Além dos portos, Bunge e Cargill investiram pesado no modal ferroviário. Ambas têm acordos com a Rumo Logística e a VLI para garantir que as cargas de grãos cheguem aos terminais portuários com custos reduzidos, uma vantagem competitiva que limita a atuação de empresas menores.

A concentração logística criou um efeito dominó. Pequenos e médios produtores, sem estrutura para exportar diretamente, passaram a depender das duas tradings para vender sua safra. Além disso, os gigantes do setor de insumos, como Syngenta, Bayer e Mosaic, muitas vezes negociam fertilizantes e defensivos agrícolas diretamente com as grandes tradings, que, em troca, adiantam crédito para os produtores, garantindo que a safra seja vendida a elas antes mesmo do plantio. Esse modelo, chamado de “barter”, aumentou ainda mais a influência de Bunge e Cargill.

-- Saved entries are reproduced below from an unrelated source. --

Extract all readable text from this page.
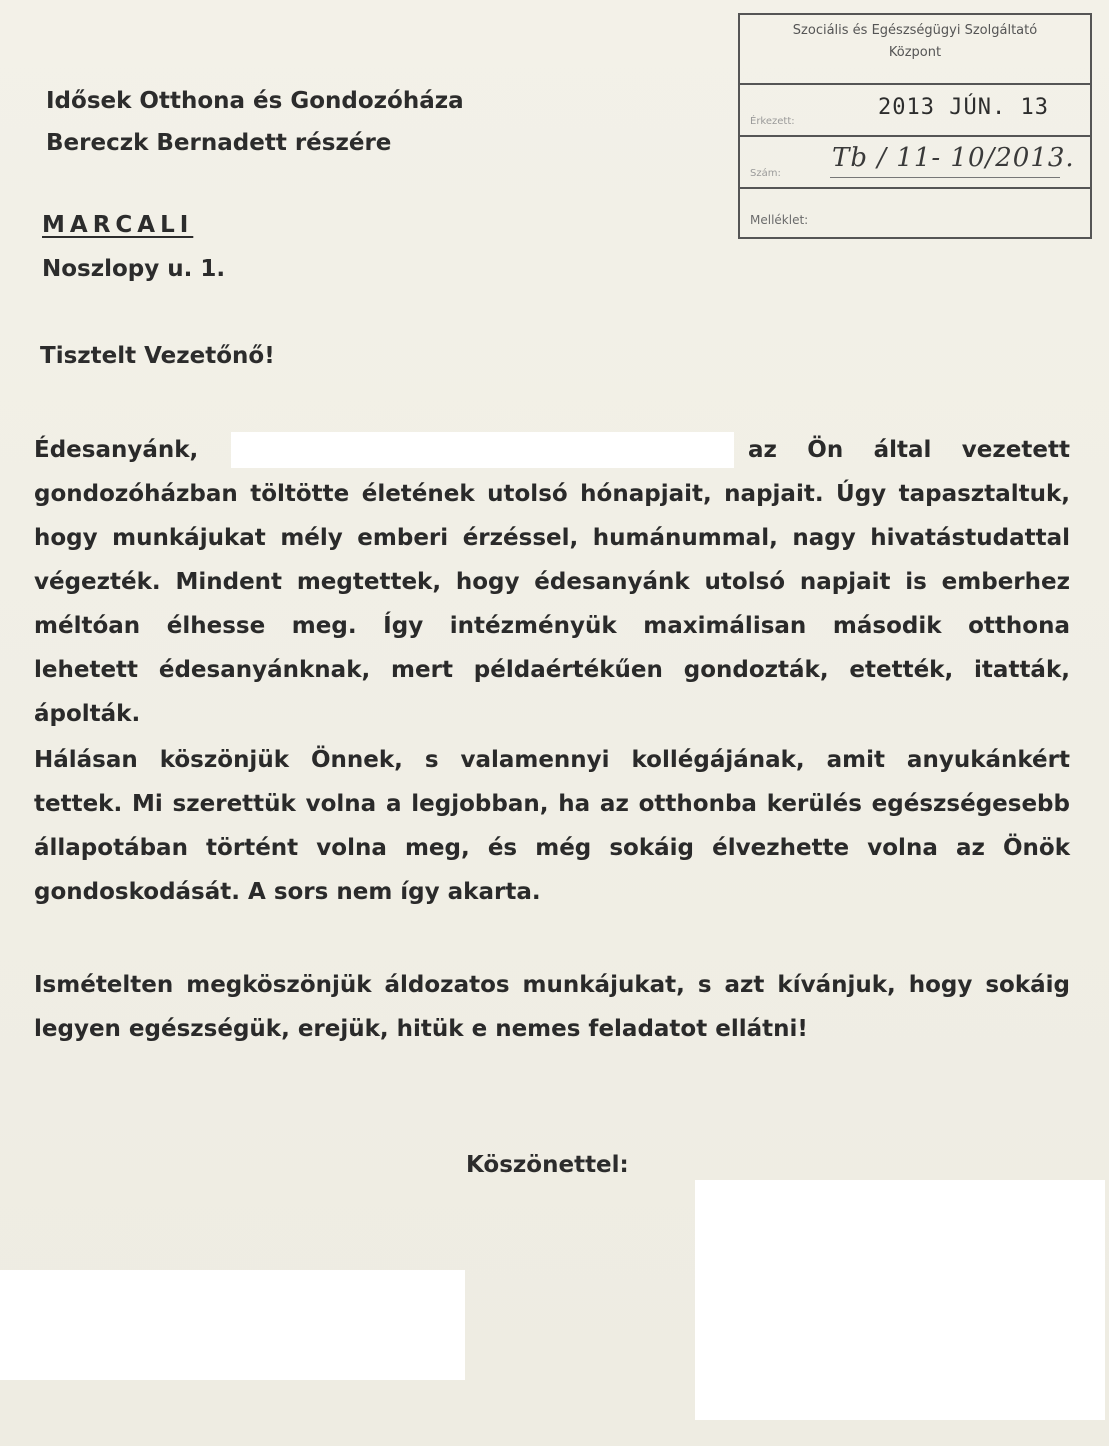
Idősek Otthona és Gondozóháza
Bereczk Bernadett részére
MARCALI
Noszlopy u. 1.
Szociális és Egészségügyi Szolgáltató
Központ
Érkezett:
2013 JÚN. 13
Szám:
Tb / 11- 10/2013.
Melléklet:
Tisztelt Vezetőnő!
Édesanyánk,	az Ön által vezetett
gondozóházban töltötte életének utolsó hónapjait, napjait. Úgy tapasztaltuk,
hogy munkájukat mély emberi érzéssel, humánummal, nagy hivatástudattal
végezték. Mindent megtettek, hogy édesanyánk utolsó napjait is emberhez
méltóan élhesse meg. Így intézményük maximálisan második otthona
lehetett édesanyánknak, mert példaértékűen gondozták, etették, itatták,
ápolták.
Hálásan köszönjük Önnek, s valamennyi kollégájának, amit anyukánkért
tettek. Mi szerettük volna a legjobban, ha az otthonba kerülés egészségesebb
állapotában történt volna meg, és még sokáig élvezhette volna az Önök
gondoskodását. A sors nem így akarta.
Ismételten megköszönjük áldozatos munkájukat, s azt kívánjuk, hogy sokáig
legyen egészségük, erejük, hitük e nemes feladatot ellátni!
Köszönettel:
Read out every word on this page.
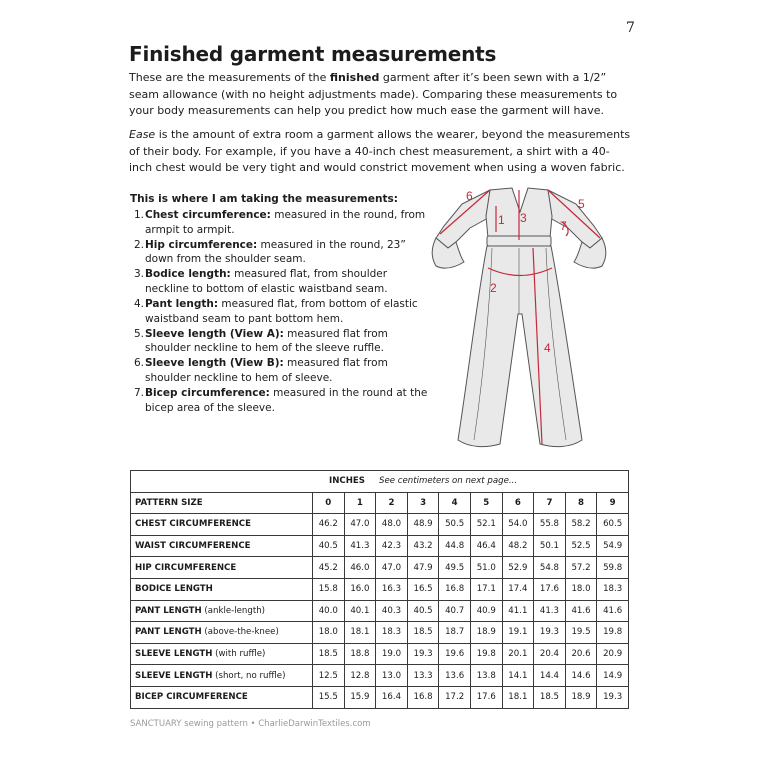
7
Finished garment measurements

These are the measurements of the finished garment after it’s been sewn with a 1/2” seam allowance (with no height adjustments made). Comparing these measurements to your body measurements can help you predict how much ease the garment will have.

Ease is the amount of extra room a garment allows the wearer, beyond the measurements of their body. For example, if you have a 40-inch chest measurement, a shirt with a 40-inch chest would be very tight and would constrict movement when using a woven fabric.

This is where I am taking the measurements:
1. Chest circumference: measured in the round, from armpit to armpit.
2. Hip circumference: measured in the round, 23” down from the shoulder seam.
3. Bodice length: measured flat, from shoulder neckline to bottom of elastic waistband seam.
4. Pant length: measured flat, from bottom of elastic waistband seam to pant bottom hem.
5. Sleeve length (View A): measured flat from shoulder neckline to hem of the sleeve ruffle.
6. Sleeve length (View B): measured flat from shoulder neckline to hem of sleeve.
7. Bicep circumference: measured in the round at the bicep area of the sleeve.
1
2
3
4
5
6
7
INCHES See centimeters on next page...										
PATTERN SIZE	0	1	2	3	4	5	6	7	8	9
CHEST CIRCUMFERENCE	46.2	47.0	48.0	48.9	50.5	52.1	54.0	55.8	58.2	60.5
WAIST CIRCUMFERENCE	40.5	41.3	42.3	43.2	44.8	46.4	48.2	50.1	52.5	54.9
HIP CIRCUMFERENCE	45.2	46.0	47.0	47.9	49.5	51.0	52.9	54.8	57.2	59.8
BODICE LENGTH	15.8	16.0	16.3	16.5	16.8	17.1	17.4	17.6	18.0	18.3
PANT LENGTH (ankle-length)	40.0	40.1	40.3	40.5	40.7	40.9	41.1	41.3	41.6	41.6
PANT LENGTH (above-the-knee)	18.0	18.1	18.3	18.5	18.7	18.9	19.1	19.3	19.5	19.8
SLEEVE LENGTH (with ruffle)	18.5	18.8	19.0	19.3	19.6	19.8	20.1	20.4	20.6	20.9
SLEEVE LENGTH (short, no ruffle)	12.5	12.8	13.0	13.3	13.6	13.8	14.1	14.4	14.6	14.9
BICEP CIRCUMFERENCE	15.5	15.9	16.4	16.8	17.2	17.6	18.1	18.5	18.9	19.3
SANCTUARY sewing pattern • CharlieDarwinTextiles.com
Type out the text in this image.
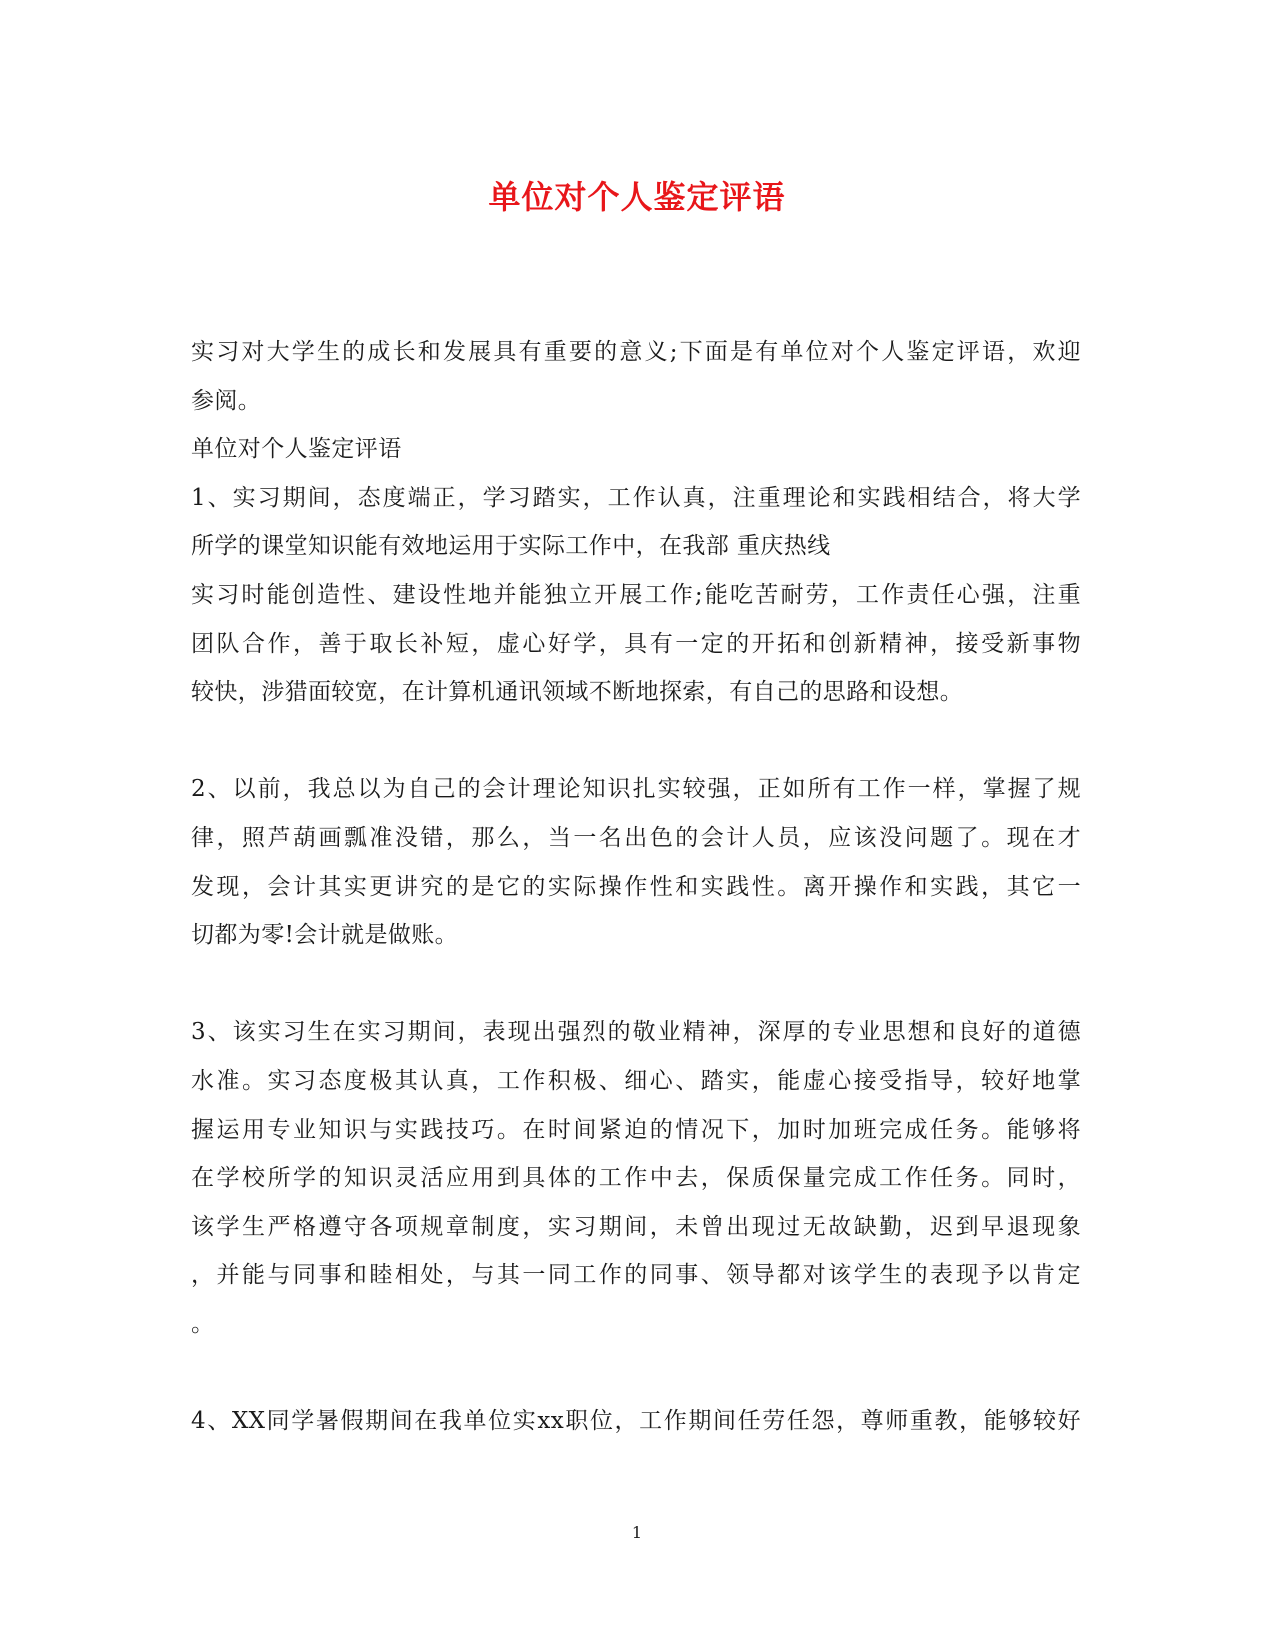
单位对个人鉴定评语
实习对大学生的成长和发展具有重要的意义;下面是有单位对个人鉴定评语，欢迎
参阅。
单位对个人鉴定评语
1、实习期间，态度端正，学习踏实，工作认真，注重理论和实践相结合，将大学
所学的课堂知识能有效地运用于实际工作中，在我部 重庆热线
实习时能创造性、建设性地并能独立开展工作;能吃苦耐劳，工作责任心强，注重
团队合作，善于取长补短，虚心好学，具有一定的开拓和创新精神，接受新事物
较快，涉猎面较宽，在计算机通讯领域不断地探索，有自己的思路和设想。
2、以前，我总以为自己的会计理论知识扎实较强，正如所有工作一样，掌握了规
律，照芦葫画瓢准没错，那么，当一名出色的会计人员，应该没问题了。现在才
发现，会计其实更讲究的是它的实际操作性和实践性。离开操作和实践，其它一
切都为零!会计就是做账。
3、该实习生在实习期间，表现出强烈的敬业精神，深厚的专业思想和良好的道德
水准。实习态度极其认真，工作积极、细心、踏实，能虚心接受指导，较好地掌
握运用专业知识与实践技巧。在时间紧迫的情况下，加时加班完成任务。能够将
在学校所学的知识灵活应用到具体的工作中去，保质保量完成工作任务。同时，
该学生严格遵守各项规章制度，实习期间，未曾出现过无故缺勤，迟到早退现象
，并能与同事和睦相处，与其一同工作的同事、领导都对该学生的表现予以肯定
。
4、XX同学暑假期间在我单位实xx职位，工作期间任劳任怨，尊师重教，能够较好
1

O resultado desse domínio logístico e comercial é claro nos números. Em 2023, das 102,3 milhões de toneladas de soja exportadas pelo Brasil, quase 40% passaram por Bunge e Cargill. Na exportação de milho, o cenário era semelhante.

A Nova Concorrente

Em 2014, uma transação de US$1,5 bilhão marcou o início de uma mudança silenciosa, mas profunda, no comércio de grãos brasileiro. A COFCO, maior trading de alimentos da China, comprava a Nidera, uma das principais comercializadoras de soja da Argentina, e a Noble Agri, braço agrícola do grupo Noble. A operação passou despercebida para muitos, mas, nos bastidores do agronegócio, foi interpretada como um sinal claro que os chineses não estavam mais dispostos a depender de intermediários.

A lógica da expansão era simples. A China já era, de longe, o maior comprador da soja brasileira, importando mais de 60% de toda a produção nacional. Mas, em vez de continuar negociando com intermediários como Bunge e Cargill, os chineses decidiram construir sua própria estrutura para controlar diretamente a cadeia de suprimentos – da originação no campo ao embarque nos portos.

Nos anos seguintes, a COFCO aumentou sua presença no Brasil, comprando silos, esmagadoras e terminais logísticos. Em 2017, investiu mais de R$700 milhões em um novo terminal portuário em Santos, disputando espaço diretamente com as tradings ocidentais. No mesmo ano, anunciou a construção de um terminal próprio no Arco Norte, criando um canal de escoamento via Miritituba e Barcarena, no Pará – um dos principais trunfos logísticos da Cargill.

Hoje, a COFCO já figura entre as cinco maiores exportadoras de grãos do Brasil, movimentando mais de 18 milhões de toneladas por ano. Seu avanço pressiona Bunge e Cargill em um mercado que antes pareciam dominar sem ameaças. Enquanto a holandesa e americana ainda controlam a maior parte da infraestrutura portuária e ferroviária, a COFCO aposta na força do capital chinês para continuar sua escalada.